Die Radiokarbonmethode (¹⁴C) hat die wissenschaftliche Forschung über Jahrzehnte hinweg maßgeblich geprägt und unser Verständnis der Vergangenheit revolutioniert. Heute steht diese bewährte Methode vor einer zweiten Revolution, die das Potenzial hat, unsere Perspektive auf Sonne, Klima und menschliche Geschichte grundlegend zu verändern. Das CEZA-Projekt HISCAR wird vom Forschungsprogramm INTERNATIONALE SPITZENFORSCHUNG der Baden-Württemberg Stiftung gefördert und umfasst einen Zeitraum von drei Jahren, der am 1. Februar 2024 begann.
Ursprünglich in der Archäologie angewandt, hat die Radiokarbonmethode in den 1960er Jahren auch die Umweltwissenschaften erobert, insbesondere für die Erforschung des Kohlenstoffkreislaufs. Jetzt bahnt sich die Methode ihren Weg in die Sonnenforschung. Ein bahnbrechendes Projekt nimmt die ¹⁴C-Methode in den Fokus und erstreckt ihre Anwendungsbereiche auf drei Schlüsselbereiche: die Sonnen-, Klima- und archäologische Forschung.
Das Ziel des Projekts ist es, mittels hochpräziser ¹⁴C -Analysen die Sonnenvariabilität und die Veränderungen des Kohlenstoffkreislaufs in der Vergangenheit zu rekonstruieren.
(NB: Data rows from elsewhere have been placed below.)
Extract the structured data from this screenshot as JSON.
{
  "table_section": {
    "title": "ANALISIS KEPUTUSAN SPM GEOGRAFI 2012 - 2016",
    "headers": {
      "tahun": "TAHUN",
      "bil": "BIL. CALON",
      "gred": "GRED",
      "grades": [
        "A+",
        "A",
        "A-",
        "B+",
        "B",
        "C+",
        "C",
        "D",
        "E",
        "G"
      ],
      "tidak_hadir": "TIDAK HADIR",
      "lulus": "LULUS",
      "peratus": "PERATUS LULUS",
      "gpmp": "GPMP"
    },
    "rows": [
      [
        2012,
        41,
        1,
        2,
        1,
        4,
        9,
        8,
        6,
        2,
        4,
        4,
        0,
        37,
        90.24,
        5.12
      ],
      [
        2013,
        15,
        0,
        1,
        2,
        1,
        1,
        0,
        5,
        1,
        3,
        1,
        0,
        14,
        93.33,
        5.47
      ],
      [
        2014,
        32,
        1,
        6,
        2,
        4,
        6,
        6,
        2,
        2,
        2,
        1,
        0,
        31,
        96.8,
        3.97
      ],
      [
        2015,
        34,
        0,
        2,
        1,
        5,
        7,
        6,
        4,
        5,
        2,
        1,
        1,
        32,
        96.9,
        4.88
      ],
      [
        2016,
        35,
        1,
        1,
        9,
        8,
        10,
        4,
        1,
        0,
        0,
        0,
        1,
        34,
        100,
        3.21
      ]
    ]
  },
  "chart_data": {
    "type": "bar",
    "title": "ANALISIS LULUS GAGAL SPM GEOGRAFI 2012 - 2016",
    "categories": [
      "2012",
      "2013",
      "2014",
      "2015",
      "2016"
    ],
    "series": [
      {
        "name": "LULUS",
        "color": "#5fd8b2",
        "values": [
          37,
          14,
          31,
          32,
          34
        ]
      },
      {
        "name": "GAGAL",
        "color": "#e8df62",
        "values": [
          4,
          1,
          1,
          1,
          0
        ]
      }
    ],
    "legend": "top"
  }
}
Die Ergebnisse werden den Kenntnisstand über die Ursachen, die Zeitpunkte und die Häufigkeit von Veränderungen der Sonnenaktivität und des Kohlenstoffkreislaufs der Erde erheblich erweitern. Die Menge des in der Atmosphäre erzeugten Radiokohlenstoffs steht in direktem Zusammenhang mit der Sonnenaktivität, so dass ein Archiv, das die ¹⁴C-Konzentrationen speichert, zur Rekonstruktion des Sonnenverhaltens in der Vergangenheit verwendet werden kann. Solche Archive liefern auch Informationen über den Kohlenstoffkreislauf, insbesondere über den Austausch zwischen der Atmosphäre und den Ozeanen.
Hohenheimer Jahrringsammlung am CEZA von entscheidender Bedeutung
Die bedeutendsten Archive für historische ¹⁴C-Werte sind Bäume, die den atmosphärischen Kohlenstoff direkt über Photosynthese aufnehmen und dieses Kohlenstoffsignal im Holz ihrer Jahrringe speichern. Das Curt-Engelhorn-Zentrum Archäometrie beherbergt neben dem international renommierten ¹⁴C-Labor auch eines der weltweit größten Baumringarchive – die Hohenheimer Jahrringsammlung. Das Archiv umfasst Holz aus den letzten 13.000 Jahren.
In Zusammenarbeit mit der ¹⁴C-Gruppe der Universität Groningen, die auf die Interpretation von ¹⁴C-Daten von Jahrringen spezialisiert ist, werden beide Teams die Geschichte des Kohlenstoffkreislaufs durch jahrgenaue Baumringanalysen auf eine neue Ebene heben.
Dieses wegweisende Projekt konzentriert sich in den kommenden drei Jahren auf zwei entscheidende Zeiträume:
- Das 1. Jahrtausend v. Chr., eine Periode menschlicher Massenmigration, die möglicherweise durch Klimawandel ausgelöst wurde.
- Die frühe Zivilisation im Westen und Osten von 2600-1700 v. Chr., eine Ära, die die frühe Bronzezeit im Mittelmeerraum und die Zeit der Staatsbildung im frühen China umfasst. Darüber hinaus fällt das 4,2 ka Klimaereignis (~4.200 Jahre vor heute) in diese Zeitspanne, das als das stärkste klimatische Ereignis der letzten 5.000 Jahre gilt.
Durch die Schließung von Datenlücken und die Erstellung langer, ununterbrochener Datensätze mit hochauflösenden ¹⁴C -Daten könnte diese Initiative eine zweite Radiokohlenstoffrevolution einläuten, da diese Daten in der Sonnen- Klima- und archäologischen Forschung dringend benötigt werden, um das Gesamtbild zu vervollständigen.